Desquilbet L, Jacobson LP, Fried LP, Phair JP, Jamieson BD, Holloway M, Margolick JB: Multicenter AIDS Cohort Study. HIV-1 infection is associated with an earlier occurrence of a phenotype related to frailty J Gerontol A Biol Sci Med Sci. 2007;62(11):1279-86

Older healthy and adults living with HIV exhibit physiological similarities. Frailty is a clinical syndrome associated with aging that identifies a subset of older adults at high risk of mortality and other outcomes. Desquilbet and colleagues investigated whether HIV infection increases the prevalence of a frailty-related phenotype that approximates a clinical definition of frailty. The authors first defined the frailty-related phenotype and assessed its prevalence among HIV-uninfected men followed in the Multicenter AIDS Cohort Study (MACS) between 1994 and 2004. Using repeated measurements logistic regression models, they then assessed the association between frailty-related phenotype and HIV infection before the era of highly active antiretroviral therapies, adjusting for covariates among HIV-uninfected (N = 1905) and incident HIV infections (N = 245). HIV infection was strongly associated with frailty-related phenotype prevalence. Compared to men without HIV of similar age, ethnicity and education, men with HIV were more likely to have the frailty-related phenotype for all durations of infection: for < or =4 years, the adjusted odds ratio (OR) was 3.38, with 95% confidence interval (CI), 1.25-9.11, and for 4.01-8 years and 8.01-12 years the corresponding figures were ( OR = 12.95, 95% CI, 6.60-25.40) and ( OR = 14.68, 95% CI, 7.60-28.35), respectively. The frailty-related phenotype prevalence for 55-year-old men infected with HIV for < or =4 years (3.4%; 95% CI, 1.3-8.6) was similar to that of uninfected men > or =65 years old (3.4%; 95% CI, 1.5-7.6). The authors conclude that in this cohort, HIV infection was associated with an earlier occurrence of a phenotype that resembles the phenotype of frailty in older adults without HIV infection. Studies of frailty in the setting of HIV infection may help to clarify the biological mechanism of frailty.

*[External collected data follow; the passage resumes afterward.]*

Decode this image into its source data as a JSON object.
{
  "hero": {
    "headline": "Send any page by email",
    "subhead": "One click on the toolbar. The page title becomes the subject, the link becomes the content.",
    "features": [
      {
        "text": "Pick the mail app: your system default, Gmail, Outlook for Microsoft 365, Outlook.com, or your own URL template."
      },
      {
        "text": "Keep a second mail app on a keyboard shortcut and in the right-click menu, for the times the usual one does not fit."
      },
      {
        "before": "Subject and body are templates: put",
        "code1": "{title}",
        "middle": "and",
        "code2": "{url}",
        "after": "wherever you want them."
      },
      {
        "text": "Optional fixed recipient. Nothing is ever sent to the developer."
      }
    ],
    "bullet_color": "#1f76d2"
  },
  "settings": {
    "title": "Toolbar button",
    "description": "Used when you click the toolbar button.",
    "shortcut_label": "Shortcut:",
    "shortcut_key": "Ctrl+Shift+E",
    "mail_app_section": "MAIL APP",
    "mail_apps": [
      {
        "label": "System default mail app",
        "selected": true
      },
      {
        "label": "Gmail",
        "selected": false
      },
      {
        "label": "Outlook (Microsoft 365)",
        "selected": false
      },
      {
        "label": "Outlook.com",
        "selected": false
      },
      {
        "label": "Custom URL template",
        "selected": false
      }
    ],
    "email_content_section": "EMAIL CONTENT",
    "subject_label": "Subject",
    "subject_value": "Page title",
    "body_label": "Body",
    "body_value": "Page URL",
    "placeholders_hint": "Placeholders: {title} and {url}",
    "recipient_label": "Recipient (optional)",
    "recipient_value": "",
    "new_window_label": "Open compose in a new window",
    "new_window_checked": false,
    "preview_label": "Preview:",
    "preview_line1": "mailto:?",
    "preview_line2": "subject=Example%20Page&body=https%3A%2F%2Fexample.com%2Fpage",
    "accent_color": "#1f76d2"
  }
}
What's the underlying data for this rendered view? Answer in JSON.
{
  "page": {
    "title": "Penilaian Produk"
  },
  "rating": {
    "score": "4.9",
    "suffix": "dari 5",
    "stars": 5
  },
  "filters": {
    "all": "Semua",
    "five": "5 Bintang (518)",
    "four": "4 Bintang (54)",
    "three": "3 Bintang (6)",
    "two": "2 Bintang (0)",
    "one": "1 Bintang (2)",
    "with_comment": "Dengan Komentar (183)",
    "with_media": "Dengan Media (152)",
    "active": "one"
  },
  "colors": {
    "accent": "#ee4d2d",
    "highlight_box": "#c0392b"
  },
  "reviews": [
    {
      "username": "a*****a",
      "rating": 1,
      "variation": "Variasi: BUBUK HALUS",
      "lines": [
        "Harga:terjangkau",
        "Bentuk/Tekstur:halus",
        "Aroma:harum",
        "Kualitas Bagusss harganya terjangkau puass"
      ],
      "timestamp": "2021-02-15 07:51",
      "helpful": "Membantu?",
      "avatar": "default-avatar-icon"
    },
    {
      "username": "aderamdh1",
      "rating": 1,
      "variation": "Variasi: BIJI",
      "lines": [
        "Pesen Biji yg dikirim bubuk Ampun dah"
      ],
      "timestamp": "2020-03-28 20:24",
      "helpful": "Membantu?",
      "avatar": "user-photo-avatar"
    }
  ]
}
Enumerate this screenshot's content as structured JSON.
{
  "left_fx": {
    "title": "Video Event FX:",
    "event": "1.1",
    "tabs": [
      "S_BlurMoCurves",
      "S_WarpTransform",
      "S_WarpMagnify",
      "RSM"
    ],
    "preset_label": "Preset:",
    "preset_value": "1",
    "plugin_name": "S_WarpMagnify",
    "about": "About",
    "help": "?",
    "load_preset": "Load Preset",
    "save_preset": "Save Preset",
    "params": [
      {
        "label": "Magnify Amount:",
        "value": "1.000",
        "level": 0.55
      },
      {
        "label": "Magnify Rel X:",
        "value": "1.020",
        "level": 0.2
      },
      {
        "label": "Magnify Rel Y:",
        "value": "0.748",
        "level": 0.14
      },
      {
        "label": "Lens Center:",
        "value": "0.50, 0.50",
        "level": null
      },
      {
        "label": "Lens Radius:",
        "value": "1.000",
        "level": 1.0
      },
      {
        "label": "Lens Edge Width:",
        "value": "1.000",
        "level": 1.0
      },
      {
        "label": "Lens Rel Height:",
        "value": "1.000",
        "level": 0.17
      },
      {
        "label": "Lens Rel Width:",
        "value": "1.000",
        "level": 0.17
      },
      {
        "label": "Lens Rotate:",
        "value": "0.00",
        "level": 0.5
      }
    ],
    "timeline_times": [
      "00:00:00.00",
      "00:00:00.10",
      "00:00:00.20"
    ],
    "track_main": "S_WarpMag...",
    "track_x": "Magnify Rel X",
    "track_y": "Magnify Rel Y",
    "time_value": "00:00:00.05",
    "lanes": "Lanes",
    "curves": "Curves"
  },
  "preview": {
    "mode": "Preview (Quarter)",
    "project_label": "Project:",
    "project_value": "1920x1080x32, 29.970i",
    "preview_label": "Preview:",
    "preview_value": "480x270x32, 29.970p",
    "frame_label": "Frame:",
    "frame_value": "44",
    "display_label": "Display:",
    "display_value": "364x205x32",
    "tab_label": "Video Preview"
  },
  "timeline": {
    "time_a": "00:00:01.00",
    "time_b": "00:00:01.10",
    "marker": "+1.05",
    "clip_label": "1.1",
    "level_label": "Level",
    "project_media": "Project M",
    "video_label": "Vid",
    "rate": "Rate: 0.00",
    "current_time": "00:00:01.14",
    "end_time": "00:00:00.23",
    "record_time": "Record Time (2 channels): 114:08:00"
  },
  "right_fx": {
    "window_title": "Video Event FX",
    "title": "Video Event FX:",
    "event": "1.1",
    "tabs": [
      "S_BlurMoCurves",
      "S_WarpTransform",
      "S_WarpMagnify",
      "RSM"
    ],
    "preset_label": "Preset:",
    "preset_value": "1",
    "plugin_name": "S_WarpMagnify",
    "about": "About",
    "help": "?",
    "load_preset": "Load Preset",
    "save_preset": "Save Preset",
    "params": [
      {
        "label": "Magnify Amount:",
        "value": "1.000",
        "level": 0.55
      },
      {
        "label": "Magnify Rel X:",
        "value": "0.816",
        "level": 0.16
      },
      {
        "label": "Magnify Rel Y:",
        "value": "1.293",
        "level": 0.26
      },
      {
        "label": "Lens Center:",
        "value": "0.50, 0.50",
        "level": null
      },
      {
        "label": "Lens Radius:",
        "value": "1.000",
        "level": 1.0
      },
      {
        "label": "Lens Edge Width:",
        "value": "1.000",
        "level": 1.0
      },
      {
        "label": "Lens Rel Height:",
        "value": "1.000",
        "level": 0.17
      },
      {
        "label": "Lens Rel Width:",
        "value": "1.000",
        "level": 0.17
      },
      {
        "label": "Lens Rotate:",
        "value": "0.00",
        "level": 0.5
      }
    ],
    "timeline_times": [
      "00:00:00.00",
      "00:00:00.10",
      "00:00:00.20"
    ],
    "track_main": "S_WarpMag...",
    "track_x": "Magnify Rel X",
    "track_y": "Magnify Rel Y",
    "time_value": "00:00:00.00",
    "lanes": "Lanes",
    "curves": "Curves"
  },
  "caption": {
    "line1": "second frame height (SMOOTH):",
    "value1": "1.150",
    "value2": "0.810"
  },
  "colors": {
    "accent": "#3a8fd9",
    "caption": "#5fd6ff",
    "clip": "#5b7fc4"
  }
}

Editors’ note: Aging is associated with both increased risk of certain diseases and frailty involving enhanced vulnerability to stressors and impairments of immunological and inflammatory regulation. Similar mechanisms seem to be operation in HIV infection. This long-term cohort study found that the duration of HIV infection, low CD4 count, and high viral load were associated with a higher likelihood of frailty-like manifestations, suggesting that earlier treatment could potentially slow down the aging-like effects of HIV infection.